Hassan II fait adopter une nouvelle Constitution, plus "libérale" en 1982, et "ressoude" son pays lors de la décolonisation du Sahara espagnol suite au décès de Franco en lançant la "Marche verte". Le régime semble se démocratiser mais les libertés sont en fait réservées à une partie de l'élite dans un régime policier très autoritaire. Au Sahara, les combats entre le Front Polisario et l'armée marocaine, qui commence à perdre le contrôle de la région, se multiplient.
En 1979 et 1980, puis 1982, en réponse à la situation économique qui se dégrade, les conflits sociaux vont croissant et se politisent.

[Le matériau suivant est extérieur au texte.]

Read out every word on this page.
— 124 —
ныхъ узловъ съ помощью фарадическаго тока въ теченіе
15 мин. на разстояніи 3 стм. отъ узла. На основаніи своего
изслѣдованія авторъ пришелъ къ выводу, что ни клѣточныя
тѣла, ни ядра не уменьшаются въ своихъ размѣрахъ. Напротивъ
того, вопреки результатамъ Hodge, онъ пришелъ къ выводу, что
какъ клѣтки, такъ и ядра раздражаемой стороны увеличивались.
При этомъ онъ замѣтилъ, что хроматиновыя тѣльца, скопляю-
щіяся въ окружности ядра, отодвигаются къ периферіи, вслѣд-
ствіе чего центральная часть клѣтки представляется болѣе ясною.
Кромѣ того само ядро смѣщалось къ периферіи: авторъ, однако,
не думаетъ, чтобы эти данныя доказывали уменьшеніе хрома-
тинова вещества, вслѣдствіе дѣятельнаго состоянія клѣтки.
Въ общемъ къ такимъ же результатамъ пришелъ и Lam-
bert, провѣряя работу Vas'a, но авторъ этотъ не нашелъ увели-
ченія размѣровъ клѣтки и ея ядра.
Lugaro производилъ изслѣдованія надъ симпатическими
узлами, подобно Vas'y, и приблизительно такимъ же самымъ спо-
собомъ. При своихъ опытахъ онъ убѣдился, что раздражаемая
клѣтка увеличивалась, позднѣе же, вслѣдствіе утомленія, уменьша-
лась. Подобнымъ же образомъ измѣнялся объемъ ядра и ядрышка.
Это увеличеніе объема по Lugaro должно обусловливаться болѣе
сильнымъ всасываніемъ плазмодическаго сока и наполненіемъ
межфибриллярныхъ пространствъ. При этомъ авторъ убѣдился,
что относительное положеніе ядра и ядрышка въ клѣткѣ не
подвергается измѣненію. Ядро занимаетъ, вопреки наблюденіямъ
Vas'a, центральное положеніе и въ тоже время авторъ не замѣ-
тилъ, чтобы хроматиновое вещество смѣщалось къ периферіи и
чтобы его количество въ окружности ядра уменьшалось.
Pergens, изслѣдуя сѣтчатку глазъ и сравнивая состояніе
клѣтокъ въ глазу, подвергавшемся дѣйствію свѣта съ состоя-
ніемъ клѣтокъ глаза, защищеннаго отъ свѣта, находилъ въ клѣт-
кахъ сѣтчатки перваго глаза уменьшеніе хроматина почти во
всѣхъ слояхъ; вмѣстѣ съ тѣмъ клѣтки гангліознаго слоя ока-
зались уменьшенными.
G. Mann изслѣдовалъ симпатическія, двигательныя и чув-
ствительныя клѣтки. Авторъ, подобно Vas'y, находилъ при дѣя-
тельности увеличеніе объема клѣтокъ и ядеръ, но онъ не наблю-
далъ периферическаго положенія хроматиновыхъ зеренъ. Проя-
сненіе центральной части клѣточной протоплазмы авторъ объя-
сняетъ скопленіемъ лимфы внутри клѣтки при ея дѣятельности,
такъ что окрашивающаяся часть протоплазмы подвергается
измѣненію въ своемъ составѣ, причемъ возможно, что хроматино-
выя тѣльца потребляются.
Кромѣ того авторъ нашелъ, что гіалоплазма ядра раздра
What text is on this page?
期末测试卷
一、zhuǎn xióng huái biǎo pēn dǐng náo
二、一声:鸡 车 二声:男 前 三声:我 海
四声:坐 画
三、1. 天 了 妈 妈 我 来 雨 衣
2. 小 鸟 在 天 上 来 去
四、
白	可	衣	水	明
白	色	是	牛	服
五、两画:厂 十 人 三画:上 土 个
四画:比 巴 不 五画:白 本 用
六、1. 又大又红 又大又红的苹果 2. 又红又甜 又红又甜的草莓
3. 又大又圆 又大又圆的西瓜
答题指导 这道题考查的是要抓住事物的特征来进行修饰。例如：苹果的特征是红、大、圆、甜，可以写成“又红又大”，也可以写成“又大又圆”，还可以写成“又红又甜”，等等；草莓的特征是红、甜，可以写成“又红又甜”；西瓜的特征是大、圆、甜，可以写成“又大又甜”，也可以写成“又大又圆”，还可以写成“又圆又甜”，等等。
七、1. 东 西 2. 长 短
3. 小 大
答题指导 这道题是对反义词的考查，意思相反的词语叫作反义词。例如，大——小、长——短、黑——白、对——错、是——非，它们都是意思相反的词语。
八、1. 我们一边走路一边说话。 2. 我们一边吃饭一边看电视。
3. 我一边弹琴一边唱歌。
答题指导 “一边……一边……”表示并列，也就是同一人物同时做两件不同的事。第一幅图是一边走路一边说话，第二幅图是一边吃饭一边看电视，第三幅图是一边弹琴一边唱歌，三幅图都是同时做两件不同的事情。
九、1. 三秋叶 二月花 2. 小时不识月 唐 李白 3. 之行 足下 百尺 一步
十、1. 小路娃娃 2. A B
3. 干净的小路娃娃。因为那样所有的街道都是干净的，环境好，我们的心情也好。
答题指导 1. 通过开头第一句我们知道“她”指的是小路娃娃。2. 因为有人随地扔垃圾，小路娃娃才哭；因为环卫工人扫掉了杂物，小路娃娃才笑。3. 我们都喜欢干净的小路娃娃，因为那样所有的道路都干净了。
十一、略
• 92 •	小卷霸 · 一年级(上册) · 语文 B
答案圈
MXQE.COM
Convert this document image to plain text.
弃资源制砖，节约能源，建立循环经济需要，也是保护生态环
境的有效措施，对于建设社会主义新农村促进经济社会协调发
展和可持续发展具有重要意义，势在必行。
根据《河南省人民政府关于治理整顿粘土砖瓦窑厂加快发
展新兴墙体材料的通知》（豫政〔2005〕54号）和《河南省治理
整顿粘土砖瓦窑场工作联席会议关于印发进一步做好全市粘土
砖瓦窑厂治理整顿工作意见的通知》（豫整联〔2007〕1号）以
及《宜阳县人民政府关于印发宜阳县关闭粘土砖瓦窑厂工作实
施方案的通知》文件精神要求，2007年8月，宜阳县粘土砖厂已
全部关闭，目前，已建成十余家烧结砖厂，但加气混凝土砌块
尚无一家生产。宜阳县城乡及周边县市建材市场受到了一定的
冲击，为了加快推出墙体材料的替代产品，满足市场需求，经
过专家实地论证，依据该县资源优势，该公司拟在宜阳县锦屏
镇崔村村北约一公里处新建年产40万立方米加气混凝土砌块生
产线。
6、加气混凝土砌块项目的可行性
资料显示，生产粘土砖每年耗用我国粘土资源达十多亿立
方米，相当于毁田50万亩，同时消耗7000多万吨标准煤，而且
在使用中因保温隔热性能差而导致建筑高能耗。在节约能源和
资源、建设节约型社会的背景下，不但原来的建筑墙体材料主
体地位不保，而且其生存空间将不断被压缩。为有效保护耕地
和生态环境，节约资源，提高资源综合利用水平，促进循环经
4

La réponse du pouvoir est violente : des manifestants tués, des syndicalistes et des enseignants arrêtés, des journaux syndicaux interdits... Le contrôle policier de la population devient de plus en plus serré.
En 1990, Hassan II crée le Conseil consultatif des droits de l'Homme.
Le 13 septembre 1991, suite à de nombreuses campagnes internationales dénonçant le sort des opposants au régime, Abraham Serfaty est libéré puis expulsé, les autorités ayant soudainement "découvert" qu'il était de nationalité brésilienne ! Une semaine après la sortie de prison du plus ancien détenu politique au monde, et à la veille d'un voyage aux Etats-Unis d'Hassan II, la destruction du bagne mouroir de Tazmamart est annoncée, les survivants libérés. Jusque-là, les autorités marocaines avaient toujours nié son existence.
En février 1998, Hassan II nomme un premier ministre socialiste, Abderrahmane Youssoufi. Il garde évidemment le pouvoir pour ce qui concerne les secteurs "sensibles" : la sécurité, la défense, la justice et la politique étrangère. Il décède en 1999. Son fils, Mohamed VI, lui succède.
En décembre 2000, il annonce la création d'un prix des droits de l'Homme.